XVI
Bientôt après il écrivit, pour un autre théâtre d'Allemagne, la _Flûte enchantée_, musique arcadienne qui est à la musique ce que le _Songe d'une nuit d'été_ de Shakspeare est à la poésie, une rêverie entre ciel et terre, une coupe d'opium divin qui endort l'âme dans la couche des nuages.
Hélas! il avait déjà les pressentiments de l'autre monde; la vie se retirait de lui et s'exhalait, en se retirant, en mélodies! Les génies précoces n'ont pas de soir; ils ont tout donné le matin. Au reste, les longues vies ne sont pas nécessaires aux grands artistes, dont le talent n'est que sensation; elles sont nécessaires aux poëtes, aux philosophes, aux historiens, aux orateurs politiques, parce que l'expérience et la pensée, ces fruits de l'âge, sont les produits de la maturité, souvent même de l'extrême vieillesse.

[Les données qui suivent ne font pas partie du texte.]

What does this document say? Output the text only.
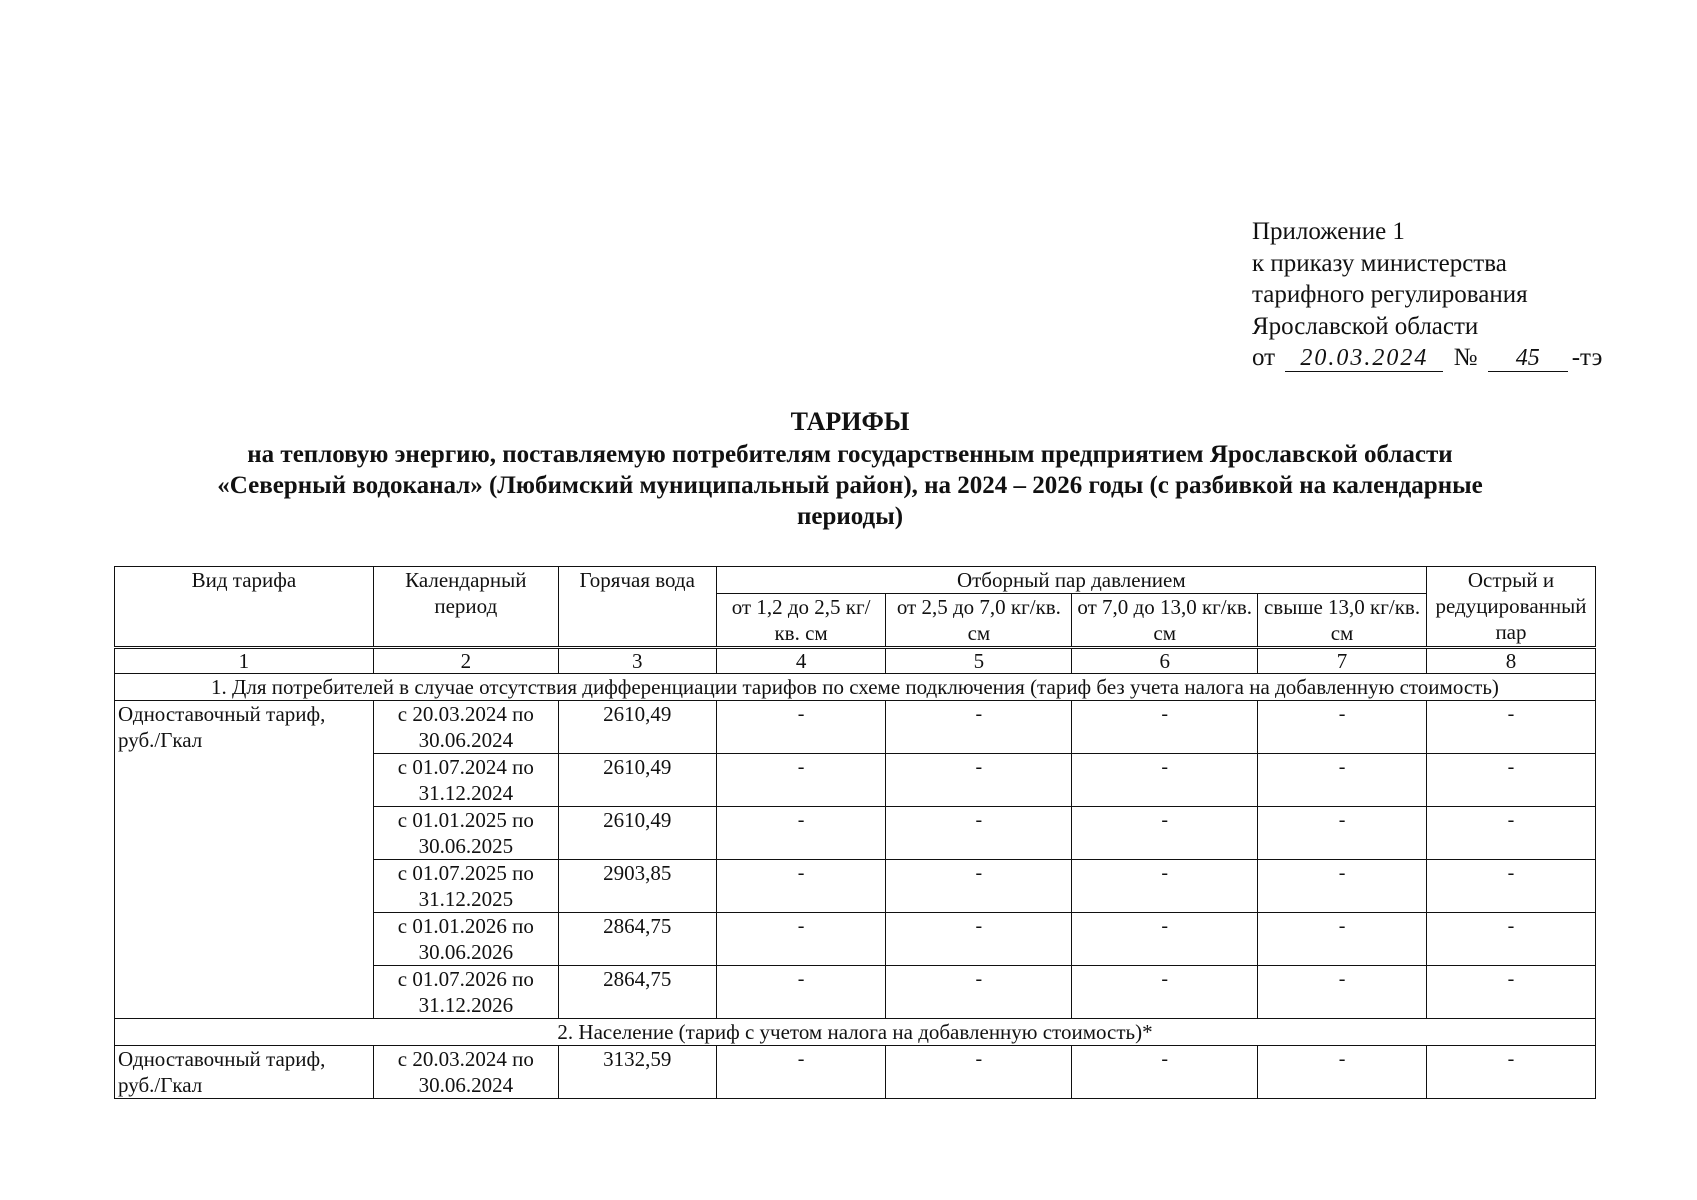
Приложение 1
к приказу министерства
тарифного регулирования
Ярославской области
от 20.03.2024 № 45 -тэ
ТАРИФЫ
на тепловую энергию, поставляемую потребителям государственным предприятием Ярославской области
«Северный водоканал» (Любимский муниципальный район), на 2024 – 2026 годы (с разбивкой на календарные
периоды)
Вид тарифа	Календарный период	Горячая вода	Отборный пар давлением				Острый и редуцированный пар
			от 1,2 до 2,5 кг/кв. см	от 2,5 до 7,0 кг/кв. см	от 7,0 до 13,0 кг/кв. см	свыше 13,0 кг/кв. см	
1	2	3	4	5	6	7	8
1. Для потребителей в случае отсутствия дифференциации тарифов по схеме подключения (тариф без учета налога на добавленную стоимость)							
Одноставочный тариф, руб./Гкал	с 20.03.2024 по 30.06.2024	2610,49	-	-	-	-	-
	с 01.07.2024 по 31.12.2024	2610,49	-	-	-	-	-
	с 01.01.2025 по 30.06.2025	2610,49	-	-	-	-	-
	с 01.07.2025 по 31.12.2025	2903,85	-	-	-	-	-
	с 01.01.2026 по 30.06.2026	2864,75	-	-	-	-	-
	с 01.07.2026 по 31.12.2026	2864,75	-	-	-	-	-
2. Население (тариф с учетом налога на добавленную стоимость)*							
Одноставочный тариф, руб./Гкал	с 20.03.2024 по 30.06.2024	3132,59	-	-	-	-	-
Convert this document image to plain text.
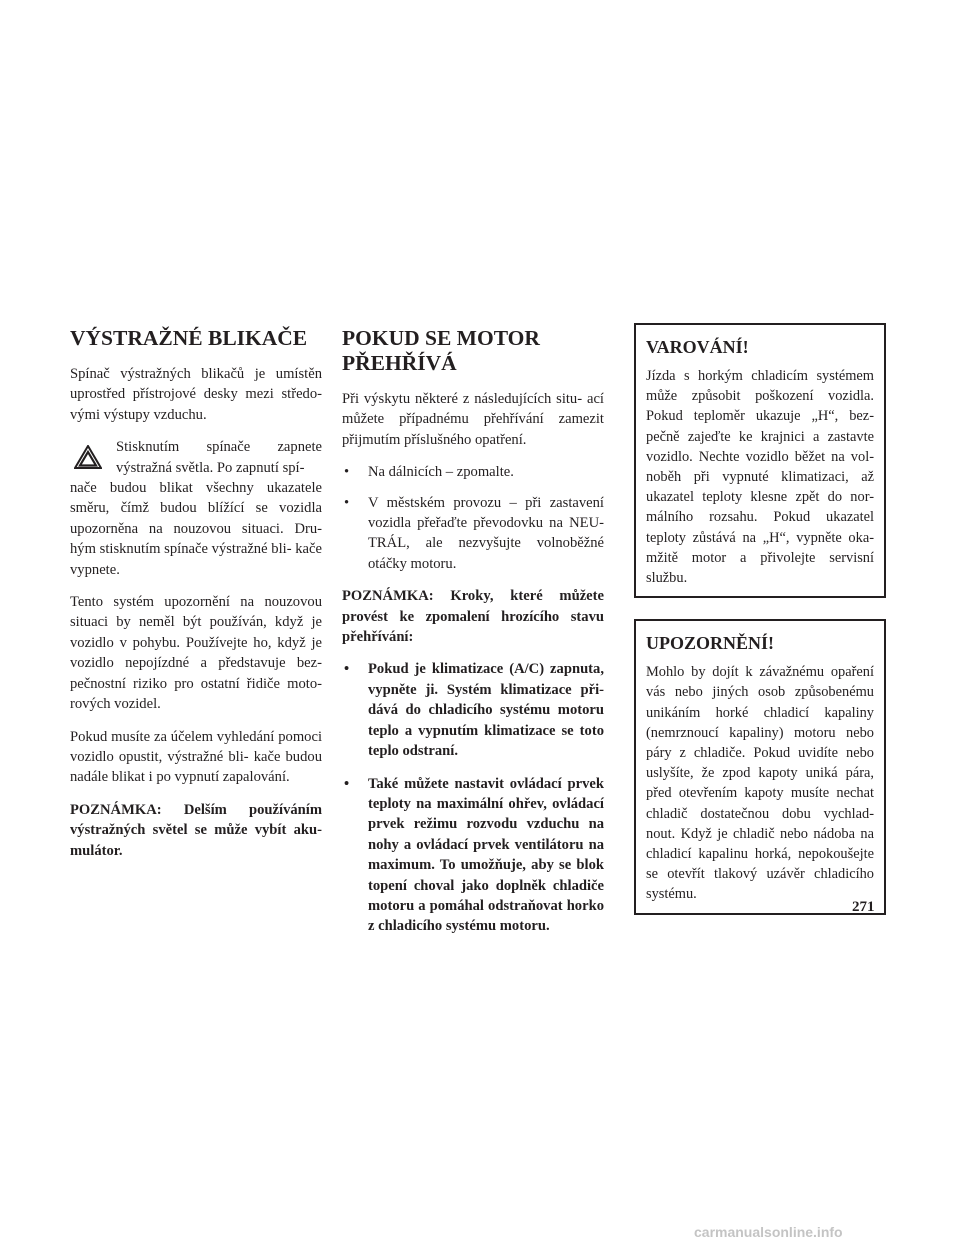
VÝSTRAŽNÉ BLIKAČE

Spínač výstražných blikačů je umístěn uprostřed přístrojové desky mezi středo- vými výstupy vzduchu.

Stisknutím spínače zapnete výstražná světla. Po zapnutí spí-
nače budou blikat všechny ukazatele směru, čímž budou blížící se vozidla upozorněna na nouzovou situaci. Dru- hým stisknutím spínače výstražné bli- kače vypnete.

Tento systém upozornění na nouzovou situaci by neměl být používán, když je vozidlo v pohybu. Používejte ho, když je vozidlo nepojízdné a představuje bez- pečnostní riziko pro ostatní řidiče moto- rových vozidel.

Pokud musíte za účelem vyhledání pomoci vozidlo opustit, výstražné bli- kače budou nadále blikat i po vypnutí zapalování.

POZNÁMKA: Delším používáním výstražných světel se může vybít aku- mulátor.

POKUD SE MOTOR PŘEHŘÍVÁ

Při výskytu některé z následujících situ- ací můžete případnému přehřívání zamezit přijmutím příslušného opatření.

• Na dálnicích – zpomalte.
• V městském provozu – při zastavení vozidla přeřaďte převodovku na NEU- TRÁL, ale nezvyšujte volnoběžné otáčky motoru.

POZNÁMKA: Kroky, které můžete provést ke zpomalení hrozícího stavu přehřívání:

• Pokud je klimatizace (A/C) zapnuta, vypněte ji. Systém klimatizace při- dává do chladicího systému motoru teplo a vypnutím klimatizace se toto teplo odstraní.
• Také můžete nastavit ovládací prvek teploty na maximální ohřev, ovládací prvek režimu rozvodu vzduchu na nohy a ovládací prvek ventilátoru na maximum. To umožňuje, aby se blok topení choval jako doplněk chladiče motoru a pomáhal odstraňovat horko z chladicího systému motoru.
VAROVÁNÍ!

Jízda s horkým chladicím systémem může způsobit poškození vozidla. Pokud teploměr ukazuje „H“, bez- pečně zajeďte ke krajnici a zastavte vozidlo. Nechte vozidlo běžet na vol- noběh při vypnuté klimatizaci, až ukazatel teploty klesne zpět do nor- málního rozsahu. Pokud ukazatel teploty zůstává na „H“, vypněte oka- mžitě motor a přivolejte servisní službu.

UPOZORNĚNÍ!

Mohlo by dojít k závažnému opaření vás nebo jiných osob způsobenému unikáním horké chladicí kapaliny (nemrznoucí kapaliny) motoru nebo páry z chladiče. Pokud uvidíte nebo uslyšíte, že zpod kapoty uniká pára, před otevřením kapoty musíte nechat chladič dostatečnou dobu vychlad- nout. Když je chladič nebo nádoba na chladicí kapalinu horká, nepokoušejte se otevřít tlakový uzávěr chladicího systému.

271
carmanualsonline.info
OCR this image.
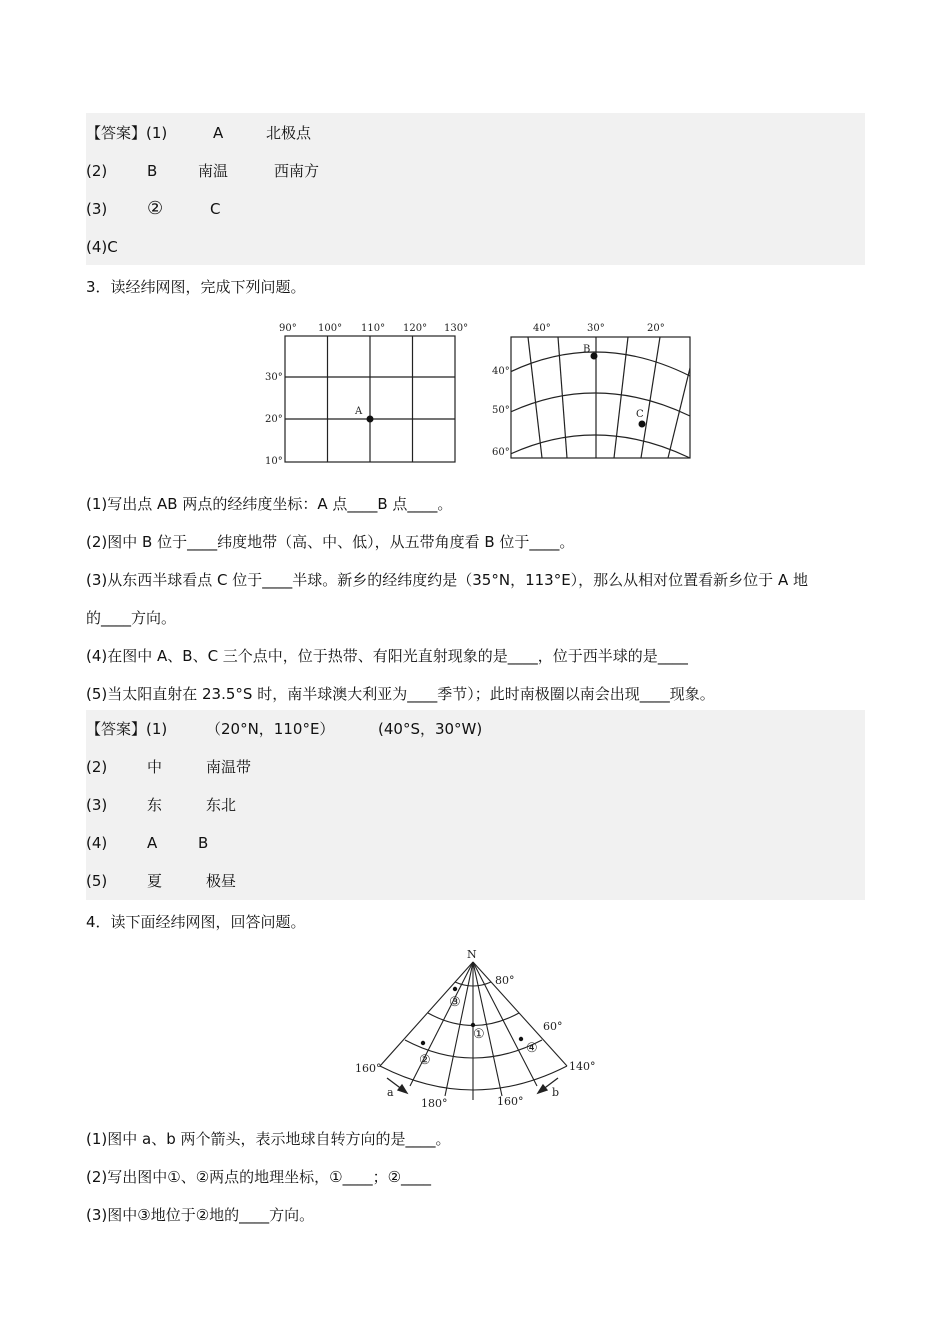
【答案】(1)	A	北极点
(2)	B	南温	西南方
(3) ②	C
(4)C
3．读经纬网图，完成下列问题。
90° 100° 110° 120° 130°
30°
20°
10°
A
40°	30°	20°
40°
50°
60°
B
C
(1)写出点 AB 两点的经纬度坐标：A 点____B 点____。
(2)图中 B 位于____纬度地带（高、中、低），从五带角度看 B 位于____。
(3)从东西半球看点 C 位于____半球。新乡的经纬度约是（35°N，113°E），那么从相对位置看新乡位于 A 地
的____方向。
(4)在图中 A、B、C 三个点中，位于热带、有阳光直射现象的是____，位于西半球的是____
(5)当太阳直射在 23.5°S 时，南半球澳大利亚为____季节）；此时南极圈以南会出现____现象。
【答案】(1)	（20°N，110°E）	(40°S，30°W)
(2)	中	南温带
(3)	东	东北
(4)	A	B
(5)	夏	极昼
4．读下面经纬网图，回答问题。
N
80°
60°
160°	140°
180°	160°
a	b
①
②
③
④
(1)图中 a、b 两个箭头，表示地球自转方向的是____。
(2)写出图中①、②两点的地理坐标，①____；②____
(3)图中③地位于②地的____方向。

La mort de son père avait profondément attristé Mozart; il ne savait à qui offrir la joie de ses triomphes; il reportait sur sa femme, Constance, et sur ses quatre petits enfants toute sa tendresse; il vivait d'amour conjugal et d'amour paternel comme il avait vécu, plus jeune, d'amour filial et d'amour fraternel; il n'avait encore que trente et un ans, et déjà il ne tenait plus à la vie que par ses rejetons. Le caractère de sa musique devenait de plus en plus religieux; il préférait l'écho du sanctuaire aux applaudissements des théâtres: ses chants montaient d'avance à son Dieu.